I guess between Art Basel and a wine festival, an interesting thought came to life, but to be honest, I have no fucking clue what my point was when I wrote that. Cheers to the teenage years, I guess. But I must admit, it is a good question to reflect on.
If last week I talked about Impressionism and I visited Musée d'Orsay, this weekend I’ve jumped into the middle of the most important contemporary art exhibition in the world. And the difference is huge. Well, first, because at Basel you meet a lot of buyers, collectors, and of course the most important galleries in the world, so your art dose is served with a side of business. And second, the art itself. Instead of Da Vinci's Last Supper, there was Ai WeiWei's LEGO version, Last Supper in Green (2022), an incredible masterpiece that takes shape through distance. Louis Vuitton's collaboration with Murakami couldn't miss in such a prestigious and colorful place, and around were sprinkled also a few iconic pieces from Andy Warhol, Basquiat, Magritte, Schiele, and of course Picasso, but they were not stealing the show from the contemporary art and installations.
So coming to the question How does instinct define art? It is a fairly relevant one in the contemporary art scene, and it traces back to our dear Impressionists. Because it was during the 19th century, when artists broke from the control of the academies and state commissions, that they started selling through art dealers.
If we think about it, art has always been an act of instinct. It often becomes a reflection of the artist's emotion or whatever is relevant to them at the moment. Ever since Impressionism, artists have been painting feelings rather than reality. Whether the subject is personal or political, the filter remains the artist's own perspective. Traditional art was born from mastery, precision, and imitation of reality. Contemporary art, on the other hand, starts from concept, a feeling, an instinct that becomes the invisible hand guiding how it takes form. It is not about depicting life, but distilling its essence.
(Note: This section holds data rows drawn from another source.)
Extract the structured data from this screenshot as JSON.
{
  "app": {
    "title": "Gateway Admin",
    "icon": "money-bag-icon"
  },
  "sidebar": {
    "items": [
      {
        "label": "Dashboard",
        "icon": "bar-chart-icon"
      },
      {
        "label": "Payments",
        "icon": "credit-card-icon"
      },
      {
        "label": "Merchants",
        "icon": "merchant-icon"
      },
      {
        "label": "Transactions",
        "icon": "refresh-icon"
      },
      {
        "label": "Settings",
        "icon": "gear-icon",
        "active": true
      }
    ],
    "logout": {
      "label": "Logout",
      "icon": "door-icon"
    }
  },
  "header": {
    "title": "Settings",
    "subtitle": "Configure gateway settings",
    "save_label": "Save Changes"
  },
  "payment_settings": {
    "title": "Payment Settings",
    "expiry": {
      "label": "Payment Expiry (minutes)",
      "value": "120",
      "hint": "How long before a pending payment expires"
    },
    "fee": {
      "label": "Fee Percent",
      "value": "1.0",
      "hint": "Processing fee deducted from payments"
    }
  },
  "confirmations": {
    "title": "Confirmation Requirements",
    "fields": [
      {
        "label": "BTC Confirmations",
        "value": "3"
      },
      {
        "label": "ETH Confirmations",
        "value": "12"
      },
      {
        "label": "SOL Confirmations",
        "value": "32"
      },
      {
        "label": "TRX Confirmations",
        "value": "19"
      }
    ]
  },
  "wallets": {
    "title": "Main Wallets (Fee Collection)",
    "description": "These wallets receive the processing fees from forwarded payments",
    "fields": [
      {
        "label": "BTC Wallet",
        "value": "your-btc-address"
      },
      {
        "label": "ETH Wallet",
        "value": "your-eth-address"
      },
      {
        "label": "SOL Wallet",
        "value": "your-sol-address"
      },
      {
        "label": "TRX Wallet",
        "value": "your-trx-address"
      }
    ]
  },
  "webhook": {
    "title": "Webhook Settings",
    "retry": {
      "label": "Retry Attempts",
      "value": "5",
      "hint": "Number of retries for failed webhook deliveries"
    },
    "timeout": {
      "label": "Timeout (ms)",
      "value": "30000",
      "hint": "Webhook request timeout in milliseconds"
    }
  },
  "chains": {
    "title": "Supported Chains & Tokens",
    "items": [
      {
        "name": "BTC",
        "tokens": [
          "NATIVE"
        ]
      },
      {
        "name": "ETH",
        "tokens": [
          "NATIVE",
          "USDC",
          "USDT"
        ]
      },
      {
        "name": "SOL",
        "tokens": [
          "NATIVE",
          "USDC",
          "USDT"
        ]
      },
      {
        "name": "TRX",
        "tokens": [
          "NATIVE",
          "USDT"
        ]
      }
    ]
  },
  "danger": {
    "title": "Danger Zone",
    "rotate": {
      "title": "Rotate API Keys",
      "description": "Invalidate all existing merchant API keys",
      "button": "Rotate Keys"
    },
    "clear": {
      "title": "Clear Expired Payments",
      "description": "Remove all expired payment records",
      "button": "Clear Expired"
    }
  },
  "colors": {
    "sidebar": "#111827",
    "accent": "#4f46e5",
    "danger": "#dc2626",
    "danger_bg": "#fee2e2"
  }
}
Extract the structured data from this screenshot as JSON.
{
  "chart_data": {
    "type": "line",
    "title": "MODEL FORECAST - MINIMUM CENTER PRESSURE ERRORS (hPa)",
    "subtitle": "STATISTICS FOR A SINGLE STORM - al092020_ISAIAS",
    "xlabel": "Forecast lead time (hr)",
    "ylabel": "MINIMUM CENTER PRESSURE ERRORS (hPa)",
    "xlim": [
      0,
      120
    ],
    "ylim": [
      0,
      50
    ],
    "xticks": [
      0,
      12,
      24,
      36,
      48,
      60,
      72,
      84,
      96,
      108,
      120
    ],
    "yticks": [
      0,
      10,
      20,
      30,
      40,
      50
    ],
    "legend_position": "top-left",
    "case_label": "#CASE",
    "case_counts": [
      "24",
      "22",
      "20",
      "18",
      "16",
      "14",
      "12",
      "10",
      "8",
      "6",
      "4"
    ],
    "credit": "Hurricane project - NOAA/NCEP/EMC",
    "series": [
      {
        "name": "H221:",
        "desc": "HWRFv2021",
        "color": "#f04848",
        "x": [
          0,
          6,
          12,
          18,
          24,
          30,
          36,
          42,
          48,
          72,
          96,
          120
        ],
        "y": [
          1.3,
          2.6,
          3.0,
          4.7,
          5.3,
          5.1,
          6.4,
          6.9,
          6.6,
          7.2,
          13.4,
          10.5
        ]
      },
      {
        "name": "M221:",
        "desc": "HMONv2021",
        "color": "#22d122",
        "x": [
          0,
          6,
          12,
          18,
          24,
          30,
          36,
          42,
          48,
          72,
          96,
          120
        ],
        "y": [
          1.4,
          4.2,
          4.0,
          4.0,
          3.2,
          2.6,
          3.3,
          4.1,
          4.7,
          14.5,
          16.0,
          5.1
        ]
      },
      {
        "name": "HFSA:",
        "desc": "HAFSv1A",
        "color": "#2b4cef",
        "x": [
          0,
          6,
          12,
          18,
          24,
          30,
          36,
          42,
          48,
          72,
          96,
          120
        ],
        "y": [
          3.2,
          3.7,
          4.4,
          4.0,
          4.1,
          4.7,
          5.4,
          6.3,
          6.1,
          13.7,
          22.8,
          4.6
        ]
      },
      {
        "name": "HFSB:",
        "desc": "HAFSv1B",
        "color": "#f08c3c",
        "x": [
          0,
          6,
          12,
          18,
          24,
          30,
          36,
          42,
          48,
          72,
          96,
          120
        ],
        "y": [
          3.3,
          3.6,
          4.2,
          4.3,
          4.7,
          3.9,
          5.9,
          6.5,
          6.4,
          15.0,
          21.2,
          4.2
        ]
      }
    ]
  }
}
As much as we like to believe art remains sacred, the market dictates what is seen, valued, and ultimately remembered. Every artist now dances between two instincts: the inner one that urges them to create something real, and the outer one that tells them what to sell. A great example is Yayoi Kusama. For decades, her obsessive, polka-dot-filled world was dismissed by the commercial art scene because it was too personal, too strange, too hard to sell. Yet she kept creating, guided purely by instinct. Decades later, the market finally caught up, and today she’s one of the most celebrated and profitable living artists. Her story proves that art led by instinct often precedes its own understanding. Another example is Banksy, whose work remains both approved and disapproved by the same system he critiques, a paradox that perfectly illustrates the ongoing tension between artistic meaning and market validation.
And what I love most about the question is how it can extend to fashion. Does instinct define fashion? The answer is absolutely yes. This unspoken language of how we dress, or in my case, how we design, reflects our moods or can express a statement toward a change we would like to make. If you look at the shows, you can tell how hard it is from season to season for designers to maintain the balance between a sellable product and the byproduct of the concept that inspired the collection. Margiela, Vivienne Westwood, Rick Owens, Pucci, they created for the sake of creation, breaking the boundaries of what a garment should look like and its functionality. Whereas Hermès, Vuitton, Gucci, they serve functional, high-quality products. Their goal is for your shoe to fit, your bag to have enough space, and yet they brought that to the rank of art. As of now, a Birkin is officially considered an investment. Yet the first group I mentioned reached commercial success on the same path Banksy did, by being their undeniable artistic selves, and so everyone buys their products because it makes them feel part of the artists’ inner circle.